For high-throughput screening of materials for heterogeneous catalysis, scaling relations provides an efficient scheme to estimate the chemisorption energies of hydrogenated species. However, conditioning on a single descriptor ignores the model uncertainty and leads to sub optimal prediction of the chemisorption energy. In this paper, we extend the single descriptor linear scaling relation to a multi descriptor linear regression models to leverage the correlation between adsorption energy of any two pair of adsorbates. With a large dataset, we use Bayesian Information Criteria (BIC) as the model evidence to select the best linear regression model that are derived from non-informative priors. Furthermore, Gaussian Process Regression (GPR) based on the meaningful convolution of physical properties of the metal-adsorbate complex can be used to predict the baseline residual of the selected model. This integrated Bayesian model selection and Gaussian process regression, dubbed as residual learning, can achieve performance comparable to standard DFT error (0.1 eV) for most adsorbate system.

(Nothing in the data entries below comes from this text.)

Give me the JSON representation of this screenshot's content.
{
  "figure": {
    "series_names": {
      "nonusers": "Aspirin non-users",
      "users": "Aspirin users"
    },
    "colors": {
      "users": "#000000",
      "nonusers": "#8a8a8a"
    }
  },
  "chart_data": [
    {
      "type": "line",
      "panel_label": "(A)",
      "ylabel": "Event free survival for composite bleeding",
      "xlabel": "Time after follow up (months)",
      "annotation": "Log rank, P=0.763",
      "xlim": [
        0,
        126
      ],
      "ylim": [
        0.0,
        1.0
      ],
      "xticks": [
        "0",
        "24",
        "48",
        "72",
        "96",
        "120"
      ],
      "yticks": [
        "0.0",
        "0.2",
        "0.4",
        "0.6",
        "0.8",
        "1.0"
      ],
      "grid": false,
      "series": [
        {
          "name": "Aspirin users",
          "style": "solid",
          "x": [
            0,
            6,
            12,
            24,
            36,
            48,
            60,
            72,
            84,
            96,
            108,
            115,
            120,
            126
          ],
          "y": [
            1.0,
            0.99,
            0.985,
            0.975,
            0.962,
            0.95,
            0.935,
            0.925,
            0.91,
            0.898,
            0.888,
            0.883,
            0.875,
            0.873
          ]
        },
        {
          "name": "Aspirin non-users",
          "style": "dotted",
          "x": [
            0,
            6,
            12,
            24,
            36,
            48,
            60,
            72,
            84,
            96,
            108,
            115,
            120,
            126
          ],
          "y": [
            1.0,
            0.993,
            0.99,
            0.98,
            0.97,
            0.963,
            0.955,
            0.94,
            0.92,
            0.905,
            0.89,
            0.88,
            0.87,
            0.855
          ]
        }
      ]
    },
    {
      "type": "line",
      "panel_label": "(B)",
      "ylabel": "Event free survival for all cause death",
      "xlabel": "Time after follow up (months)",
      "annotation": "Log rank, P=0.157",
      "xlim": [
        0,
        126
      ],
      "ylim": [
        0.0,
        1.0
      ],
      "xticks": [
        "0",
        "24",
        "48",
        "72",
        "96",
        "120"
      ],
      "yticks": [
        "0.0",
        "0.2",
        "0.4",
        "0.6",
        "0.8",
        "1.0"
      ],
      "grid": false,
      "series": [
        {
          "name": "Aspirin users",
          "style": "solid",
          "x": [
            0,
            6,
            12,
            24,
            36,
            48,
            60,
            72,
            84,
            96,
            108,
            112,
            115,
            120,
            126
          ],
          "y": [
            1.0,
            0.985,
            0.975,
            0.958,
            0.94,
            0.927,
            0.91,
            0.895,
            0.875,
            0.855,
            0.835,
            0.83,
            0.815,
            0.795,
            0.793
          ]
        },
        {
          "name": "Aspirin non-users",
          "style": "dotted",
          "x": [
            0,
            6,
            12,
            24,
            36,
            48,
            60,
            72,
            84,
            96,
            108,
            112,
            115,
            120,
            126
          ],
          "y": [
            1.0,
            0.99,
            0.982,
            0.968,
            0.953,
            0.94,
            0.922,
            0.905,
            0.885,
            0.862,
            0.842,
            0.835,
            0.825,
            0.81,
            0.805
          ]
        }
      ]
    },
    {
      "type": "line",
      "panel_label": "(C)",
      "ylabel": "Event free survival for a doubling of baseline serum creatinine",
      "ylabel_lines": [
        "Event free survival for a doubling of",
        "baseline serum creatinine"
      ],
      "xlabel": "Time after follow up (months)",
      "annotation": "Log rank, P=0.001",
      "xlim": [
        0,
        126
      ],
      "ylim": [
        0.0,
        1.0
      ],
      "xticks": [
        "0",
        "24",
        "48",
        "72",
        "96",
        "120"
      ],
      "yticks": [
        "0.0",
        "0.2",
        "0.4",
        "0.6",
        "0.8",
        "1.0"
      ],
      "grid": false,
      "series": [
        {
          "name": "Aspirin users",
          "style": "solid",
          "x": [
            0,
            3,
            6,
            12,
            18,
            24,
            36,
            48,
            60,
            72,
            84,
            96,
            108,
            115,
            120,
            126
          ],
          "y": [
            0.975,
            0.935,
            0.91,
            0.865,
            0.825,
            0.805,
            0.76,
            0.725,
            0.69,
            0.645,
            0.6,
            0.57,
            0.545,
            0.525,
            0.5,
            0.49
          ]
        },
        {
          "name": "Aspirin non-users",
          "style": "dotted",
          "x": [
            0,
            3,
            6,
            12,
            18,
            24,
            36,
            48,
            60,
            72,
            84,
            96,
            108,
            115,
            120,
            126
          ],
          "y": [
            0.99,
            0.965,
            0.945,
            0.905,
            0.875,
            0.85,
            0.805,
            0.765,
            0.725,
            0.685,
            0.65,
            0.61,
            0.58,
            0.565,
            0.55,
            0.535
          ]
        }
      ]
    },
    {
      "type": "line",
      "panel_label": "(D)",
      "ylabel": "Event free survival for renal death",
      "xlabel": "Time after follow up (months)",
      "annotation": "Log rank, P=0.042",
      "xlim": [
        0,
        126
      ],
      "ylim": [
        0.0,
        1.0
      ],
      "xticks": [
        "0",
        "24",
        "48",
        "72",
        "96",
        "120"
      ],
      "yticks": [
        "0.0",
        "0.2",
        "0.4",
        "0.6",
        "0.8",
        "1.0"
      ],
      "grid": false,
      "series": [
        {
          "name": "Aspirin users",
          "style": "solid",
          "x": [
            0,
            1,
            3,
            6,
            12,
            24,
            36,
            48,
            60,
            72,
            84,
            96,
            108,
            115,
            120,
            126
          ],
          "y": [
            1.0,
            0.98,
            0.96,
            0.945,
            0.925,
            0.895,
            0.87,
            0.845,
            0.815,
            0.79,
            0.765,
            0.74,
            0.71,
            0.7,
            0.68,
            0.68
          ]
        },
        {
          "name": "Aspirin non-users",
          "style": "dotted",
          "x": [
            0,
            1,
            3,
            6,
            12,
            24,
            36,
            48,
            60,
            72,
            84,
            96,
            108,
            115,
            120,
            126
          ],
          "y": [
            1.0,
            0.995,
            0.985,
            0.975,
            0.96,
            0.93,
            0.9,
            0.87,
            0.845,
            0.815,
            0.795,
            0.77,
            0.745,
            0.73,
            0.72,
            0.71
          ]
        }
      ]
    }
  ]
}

For sparse and small datasets, we propose an ad hoc Bayesian Model Averaging (BMA) approach to make a robust prediction. With this Bayesian framework, we significantly reduce the model uncertainty and improve the prediction accuracy. The possibilities of the framework for high-throughput catalytic materials exploration in a realistic setting is illustrated using large and small sets of both dense and sparse simulated dataset generated from a public database of bimetallic alloys available in Catalysis-Hub.org.